Souha Bechara, Lebanese Resistance Fighter and Ex-Political Prisoner, Expelled from Greece To Lebanon

Souha Bechara, a Lebanese resistance fighter, former political prisoner and communist militant, was arrested while going from Beirut to Switzerland via Athens. She was detained for several hours and expelled towards Lebanon, on the grounds that she represented a “threat to national security” of “European countries”. 

Souha Bechara is an extremely popular personality in Lebanon. She joined the Lebanese resistance in 1986 by fighting against the occupation of South Lebanon by the Israeli army and its Lebanese mercenaries of the Army of South Lebanon (ALS). In 1988, Bechara received the mission of shooting the ALS commander, fascist Antoine Lahhad. She seriously injured him with two bullets in the jaw and arm. As a result, she was tortured with electric shocks for three months in the notorious Khiam prison, run by SLA on behalf of the Israeli secret services. She was held there for 10 years in a tiny cell.
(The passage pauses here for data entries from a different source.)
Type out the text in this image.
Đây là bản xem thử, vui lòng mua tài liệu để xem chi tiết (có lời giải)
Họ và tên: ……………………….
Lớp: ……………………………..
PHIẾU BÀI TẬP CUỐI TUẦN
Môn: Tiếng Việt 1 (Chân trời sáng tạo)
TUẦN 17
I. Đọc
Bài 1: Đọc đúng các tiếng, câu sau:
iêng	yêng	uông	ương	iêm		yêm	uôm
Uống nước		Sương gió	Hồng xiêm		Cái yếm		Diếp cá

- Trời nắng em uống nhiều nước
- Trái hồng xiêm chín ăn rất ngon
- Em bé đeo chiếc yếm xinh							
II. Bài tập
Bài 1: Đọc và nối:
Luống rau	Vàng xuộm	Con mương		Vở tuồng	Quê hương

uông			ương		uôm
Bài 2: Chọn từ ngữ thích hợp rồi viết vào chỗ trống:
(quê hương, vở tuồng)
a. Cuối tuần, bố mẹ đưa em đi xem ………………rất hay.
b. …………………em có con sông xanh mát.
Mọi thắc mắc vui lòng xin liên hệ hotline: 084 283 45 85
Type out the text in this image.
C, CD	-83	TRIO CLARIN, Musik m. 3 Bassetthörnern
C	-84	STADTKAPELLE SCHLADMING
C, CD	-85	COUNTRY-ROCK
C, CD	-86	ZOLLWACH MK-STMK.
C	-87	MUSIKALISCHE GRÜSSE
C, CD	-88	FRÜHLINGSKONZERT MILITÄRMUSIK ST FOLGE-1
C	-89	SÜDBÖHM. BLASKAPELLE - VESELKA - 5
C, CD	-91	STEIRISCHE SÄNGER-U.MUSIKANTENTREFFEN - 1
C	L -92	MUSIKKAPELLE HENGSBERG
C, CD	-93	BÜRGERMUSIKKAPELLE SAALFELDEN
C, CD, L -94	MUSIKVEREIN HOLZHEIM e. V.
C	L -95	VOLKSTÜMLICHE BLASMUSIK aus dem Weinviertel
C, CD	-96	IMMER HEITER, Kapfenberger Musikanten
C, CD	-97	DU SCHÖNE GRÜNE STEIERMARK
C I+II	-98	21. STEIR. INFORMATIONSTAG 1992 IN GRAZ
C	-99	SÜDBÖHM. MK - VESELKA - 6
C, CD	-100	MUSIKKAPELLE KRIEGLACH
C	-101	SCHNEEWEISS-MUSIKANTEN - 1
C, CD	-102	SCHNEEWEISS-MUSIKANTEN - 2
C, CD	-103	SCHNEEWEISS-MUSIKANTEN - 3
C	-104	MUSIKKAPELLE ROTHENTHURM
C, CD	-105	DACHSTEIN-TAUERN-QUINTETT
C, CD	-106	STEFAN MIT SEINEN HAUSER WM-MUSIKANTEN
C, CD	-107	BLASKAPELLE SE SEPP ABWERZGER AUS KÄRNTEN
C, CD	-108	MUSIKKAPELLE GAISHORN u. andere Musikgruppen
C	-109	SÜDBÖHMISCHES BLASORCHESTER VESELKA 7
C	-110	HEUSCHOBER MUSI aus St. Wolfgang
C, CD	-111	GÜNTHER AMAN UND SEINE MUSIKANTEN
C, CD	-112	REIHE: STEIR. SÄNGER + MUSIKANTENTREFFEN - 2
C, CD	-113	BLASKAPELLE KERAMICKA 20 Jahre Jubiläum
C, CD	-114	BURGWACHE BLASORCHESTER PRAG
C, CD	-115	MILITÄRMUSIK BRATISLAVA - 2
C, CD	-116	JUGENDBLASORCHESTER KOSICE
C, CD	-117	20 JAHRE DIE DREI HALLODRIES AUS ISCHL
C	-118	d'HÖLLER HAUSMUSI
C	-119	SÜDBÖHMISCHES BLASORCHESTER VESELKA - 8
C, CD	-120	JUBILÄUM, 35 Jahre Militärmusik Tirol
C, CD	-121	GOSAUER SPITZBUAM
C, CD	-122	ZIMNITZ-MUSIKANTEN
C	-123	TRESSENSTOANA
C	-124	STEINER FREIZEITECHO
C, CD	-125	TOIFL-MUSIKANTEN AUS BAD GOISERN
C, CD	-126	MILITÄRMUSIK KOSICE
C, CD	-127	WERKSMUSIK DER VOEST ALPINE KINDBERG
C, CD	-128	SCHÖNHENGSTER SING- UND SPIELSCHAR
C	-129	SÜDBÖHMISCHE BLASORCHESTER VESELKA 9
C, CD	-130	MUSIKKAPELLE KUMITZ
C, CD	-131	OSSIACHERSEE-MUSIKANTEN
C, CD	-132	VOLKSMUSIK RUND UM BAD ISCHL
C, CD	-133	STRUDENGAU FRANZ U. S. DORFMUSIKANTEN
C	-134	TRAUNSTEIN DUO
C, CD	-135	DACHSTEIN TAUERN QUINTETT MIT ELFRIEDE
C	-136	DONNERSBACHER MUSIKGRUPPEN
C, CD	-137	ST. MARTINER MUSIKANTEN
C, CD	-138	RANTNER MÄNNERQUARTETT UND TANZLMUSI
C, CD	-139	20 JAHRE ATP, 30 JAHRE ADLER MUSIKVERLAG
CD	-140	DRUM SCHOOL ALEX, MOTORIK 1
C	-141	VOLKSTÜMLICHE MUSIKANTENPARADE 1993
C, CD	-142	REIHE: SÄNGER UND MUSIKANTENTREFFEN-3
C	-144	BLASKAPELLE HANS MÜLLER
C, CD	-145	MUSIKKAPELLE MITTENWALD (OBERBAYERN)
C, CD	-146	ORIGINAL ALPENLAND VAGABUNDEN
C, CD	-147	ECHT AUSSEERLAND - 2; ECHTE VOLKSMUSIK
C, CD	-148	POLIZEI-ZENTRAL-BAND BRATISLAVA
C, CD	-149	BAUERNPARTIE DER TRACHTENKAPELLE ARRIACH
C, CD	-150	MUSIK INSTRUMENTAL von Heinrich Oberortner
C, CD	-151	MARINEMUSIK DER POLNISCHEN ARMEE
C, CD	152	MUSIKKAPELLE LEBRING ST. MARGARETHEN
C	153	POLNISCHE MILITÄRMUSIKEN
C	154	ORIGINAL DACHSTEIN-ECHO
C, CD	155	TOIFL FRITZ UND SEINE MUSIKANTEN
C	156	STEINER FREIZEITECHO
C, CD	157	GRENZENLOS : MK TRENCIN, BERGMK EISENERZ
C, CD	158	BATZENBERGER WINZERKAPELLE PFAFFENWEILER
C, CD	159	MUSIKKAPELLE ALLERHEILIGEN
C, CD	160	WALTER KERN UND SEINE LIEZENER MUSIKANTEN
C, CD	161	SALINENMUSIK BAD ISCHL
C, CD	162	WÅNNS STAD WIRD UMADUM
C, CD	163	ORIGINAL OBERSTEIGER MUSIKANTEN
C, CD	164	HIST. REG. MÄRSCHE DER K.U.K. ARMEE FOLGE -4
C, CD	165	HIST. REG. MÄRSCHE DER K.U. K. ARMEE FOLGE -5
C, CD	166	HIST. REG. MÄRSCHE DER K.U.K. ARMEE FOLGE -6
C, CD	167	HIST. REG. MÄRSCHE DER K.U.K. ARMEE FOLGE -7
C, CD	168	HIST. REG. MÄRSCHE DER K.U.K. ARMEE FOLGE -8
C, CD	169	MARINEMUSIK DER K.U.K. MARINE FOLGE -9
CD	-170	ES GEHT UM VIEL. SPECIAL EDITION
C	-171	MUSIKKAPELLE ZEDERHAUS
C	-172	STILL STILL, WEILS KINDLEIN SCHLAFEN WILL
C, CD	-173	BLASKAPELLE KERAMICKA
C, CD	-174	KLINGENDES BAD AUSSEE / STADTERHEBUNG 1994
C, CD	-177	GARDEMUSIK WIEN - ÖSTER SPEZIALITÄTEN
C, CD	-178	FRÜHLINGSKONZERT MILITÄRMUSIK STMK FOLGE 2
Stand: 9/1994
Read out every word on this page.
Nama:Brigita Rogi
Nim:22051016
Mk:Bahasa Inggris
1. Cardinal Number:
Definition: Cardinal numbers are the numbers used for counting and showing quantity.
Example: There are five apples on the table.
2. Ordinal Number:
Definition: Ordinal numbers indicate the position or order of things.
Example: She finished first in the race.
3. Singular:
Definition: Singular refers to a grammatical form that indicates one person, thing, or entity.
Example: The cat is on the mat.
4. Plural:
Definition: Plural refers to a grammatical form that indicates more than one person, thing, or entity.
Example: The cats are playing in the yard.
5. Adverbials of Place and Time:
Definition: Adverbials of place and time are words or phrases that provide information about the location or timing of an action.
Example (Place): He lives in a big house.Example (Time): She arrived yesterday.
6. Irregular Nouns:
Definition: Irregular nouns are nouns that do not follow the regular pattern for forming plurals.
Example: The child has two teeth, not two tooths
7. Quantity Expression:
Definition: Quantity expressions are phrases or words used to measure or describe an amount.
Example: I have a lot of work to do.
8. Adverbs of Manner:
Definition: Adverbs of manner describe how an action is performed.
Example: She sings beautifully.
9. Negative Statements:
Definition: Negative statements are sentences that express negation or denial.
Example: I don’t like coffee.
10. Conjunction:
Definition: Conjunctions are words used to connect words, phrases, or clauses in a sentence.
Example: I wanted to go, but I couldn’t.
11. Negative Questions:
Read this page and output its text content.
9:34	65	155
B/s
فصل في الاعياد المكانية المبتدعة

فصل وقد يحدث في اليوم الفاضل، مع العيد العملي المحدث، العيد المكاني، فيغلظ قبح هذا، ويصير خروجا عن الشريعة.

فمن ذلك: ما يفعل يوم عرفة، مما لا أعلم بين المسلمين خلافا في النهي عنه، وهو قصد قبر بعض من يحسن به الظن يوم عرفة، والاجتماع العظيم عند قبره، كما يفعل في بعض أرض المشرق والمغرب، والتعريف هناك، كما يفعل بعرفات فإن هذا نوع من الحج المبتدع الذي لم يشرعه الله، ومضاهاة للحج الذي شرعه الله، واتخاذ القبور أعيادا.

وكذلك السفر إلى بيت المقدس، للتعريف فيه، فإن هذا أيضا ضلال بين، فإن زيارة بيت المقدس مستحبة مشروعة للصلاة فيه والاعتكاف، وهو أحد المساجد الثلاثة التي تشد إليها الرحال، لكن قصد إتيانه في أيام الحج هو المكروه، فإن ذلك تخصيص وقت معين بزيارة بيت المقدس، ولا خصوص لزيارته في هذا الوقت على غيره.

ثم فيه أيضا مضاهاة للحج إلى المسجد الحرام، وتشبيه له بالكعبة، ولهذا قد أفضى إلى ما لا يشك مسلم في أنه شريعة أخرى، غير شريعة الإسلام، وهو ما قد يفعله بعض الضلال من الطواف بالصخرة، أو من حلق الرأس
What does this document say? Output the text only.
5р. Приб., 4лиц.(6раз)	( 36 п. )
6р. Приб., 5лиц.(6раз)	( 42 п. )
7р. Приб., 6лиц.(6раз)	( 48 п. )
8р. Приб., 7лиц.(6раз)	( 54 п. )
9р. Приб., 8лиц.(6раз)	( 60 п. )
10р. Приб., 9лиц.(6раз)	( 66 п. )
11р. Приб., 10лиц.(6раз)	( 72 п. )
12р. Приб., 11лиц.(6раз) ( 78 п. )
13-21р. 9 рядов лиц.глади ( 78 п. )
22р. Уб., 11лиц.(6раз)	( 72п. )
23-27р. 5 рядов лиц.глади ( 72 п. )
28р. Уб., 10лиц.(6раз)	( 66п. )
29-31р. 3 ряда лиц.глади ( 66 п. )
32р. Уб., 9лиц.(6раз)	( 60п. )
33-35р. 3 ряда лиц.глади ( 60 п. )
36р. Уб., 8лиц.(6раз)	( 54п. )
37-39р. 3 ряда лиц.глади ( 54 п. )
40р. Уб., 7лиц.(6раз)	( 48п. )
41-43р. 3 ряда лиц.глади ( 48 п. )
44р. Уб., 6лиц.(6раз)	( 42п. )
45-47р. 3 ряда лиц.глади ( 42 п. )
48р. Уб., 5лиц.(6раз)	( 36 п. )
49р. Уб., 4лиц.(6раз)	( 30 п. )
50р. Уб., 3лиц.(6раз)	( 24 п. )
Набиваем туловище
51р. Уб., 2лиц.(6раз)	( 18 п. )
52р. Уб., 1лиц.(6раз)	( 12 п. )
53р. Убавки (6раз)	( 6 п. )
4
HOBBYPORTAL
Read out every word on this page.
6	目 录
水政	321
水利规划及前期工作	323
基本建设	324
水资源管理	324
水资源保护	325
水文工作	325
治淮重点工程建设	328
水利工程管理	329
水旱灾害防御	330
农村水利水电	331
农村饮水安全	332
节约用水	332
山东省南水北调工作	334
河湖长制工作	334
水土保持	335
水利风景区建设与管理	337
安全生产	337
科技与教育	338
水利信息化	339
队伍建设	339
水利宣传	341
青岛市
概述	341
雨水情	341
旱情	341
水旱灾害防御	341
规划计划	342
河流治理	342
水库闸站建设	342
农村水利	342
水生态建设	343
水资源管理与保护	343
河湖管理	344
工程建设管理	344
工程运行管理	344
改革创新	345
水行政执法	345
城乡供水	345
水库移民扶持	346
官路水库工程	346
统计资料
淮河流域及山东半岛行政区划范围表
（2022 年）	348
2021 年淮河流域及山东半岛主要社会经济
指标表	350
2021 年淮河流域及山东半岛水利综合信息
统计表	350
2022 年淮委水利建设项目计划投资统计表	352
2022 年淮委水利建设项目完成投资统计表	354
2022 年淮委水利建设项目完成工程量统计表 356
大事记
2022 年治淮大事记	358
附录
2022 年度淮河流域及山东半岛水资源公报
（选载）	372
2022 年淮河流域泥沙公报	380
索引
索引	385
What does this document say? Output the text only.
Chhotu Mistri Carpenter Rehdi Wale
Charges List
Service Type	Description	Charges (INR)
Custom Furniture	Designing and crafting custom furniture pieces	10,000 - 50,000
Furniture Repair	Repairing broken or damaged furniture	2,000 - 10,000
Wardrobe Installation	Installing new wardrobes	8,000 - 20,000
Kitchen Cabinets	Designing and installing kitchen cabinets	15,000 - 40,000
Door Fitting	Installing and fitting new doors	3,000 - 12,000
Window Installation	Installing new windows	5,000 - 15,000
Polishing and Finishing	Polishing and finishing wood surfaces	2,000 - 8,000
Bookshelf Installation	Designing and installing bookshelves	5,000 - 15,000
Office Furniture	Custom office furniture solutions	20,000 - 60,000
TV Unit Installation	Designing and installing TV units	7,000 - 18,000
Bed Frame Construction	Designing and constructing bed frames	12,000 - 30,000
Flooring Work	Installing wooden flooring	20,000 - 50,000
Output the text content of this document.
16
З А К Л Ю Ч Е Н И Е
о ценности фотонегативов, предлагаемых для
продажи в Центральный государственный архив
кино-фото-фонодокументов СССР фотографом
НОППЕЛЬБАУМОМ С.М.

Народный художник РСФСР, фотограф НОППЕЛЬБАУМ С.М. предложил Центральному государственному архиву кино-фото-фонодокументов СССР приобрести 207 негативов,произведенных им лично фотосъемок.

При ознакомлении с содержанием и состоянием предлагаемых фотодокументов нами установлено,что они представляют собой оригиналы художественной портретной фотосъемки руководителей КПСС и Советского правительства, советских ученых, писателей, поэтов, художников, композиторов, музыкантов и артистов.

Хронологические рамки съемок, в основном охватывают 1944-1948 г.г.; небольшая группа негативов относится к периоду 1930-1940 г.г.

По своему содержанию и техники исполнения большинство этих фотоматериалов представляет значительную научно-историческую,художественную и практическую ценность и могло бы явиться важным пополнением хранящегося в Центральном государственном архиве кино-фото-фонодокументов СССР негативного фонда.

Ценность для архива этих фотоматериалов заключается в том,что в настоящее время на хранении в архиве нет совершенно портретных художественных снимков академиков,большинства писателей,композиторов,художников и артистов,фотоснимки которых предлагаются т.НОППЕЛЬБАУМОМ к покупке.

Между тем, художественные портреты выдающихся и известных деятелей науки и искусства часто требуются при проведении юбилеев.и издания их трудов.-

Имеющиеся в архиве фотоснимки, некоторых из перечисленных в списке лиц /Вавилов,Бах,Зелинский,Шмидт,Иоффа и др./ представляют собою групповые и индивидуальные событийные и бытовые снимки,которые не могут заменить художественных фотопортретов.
Released and returned to the Red Cross on September 1, 1998 (photo), after a campaign of international pressures, she was welcomed as a heroine in Beirut. After her release, she spent time and studied in France, then settled in Switzerland, where she got married and had two children. This ban on entry into the Schengen area is an integral part of the European Union escalation against the Palestinian and Arab resistance.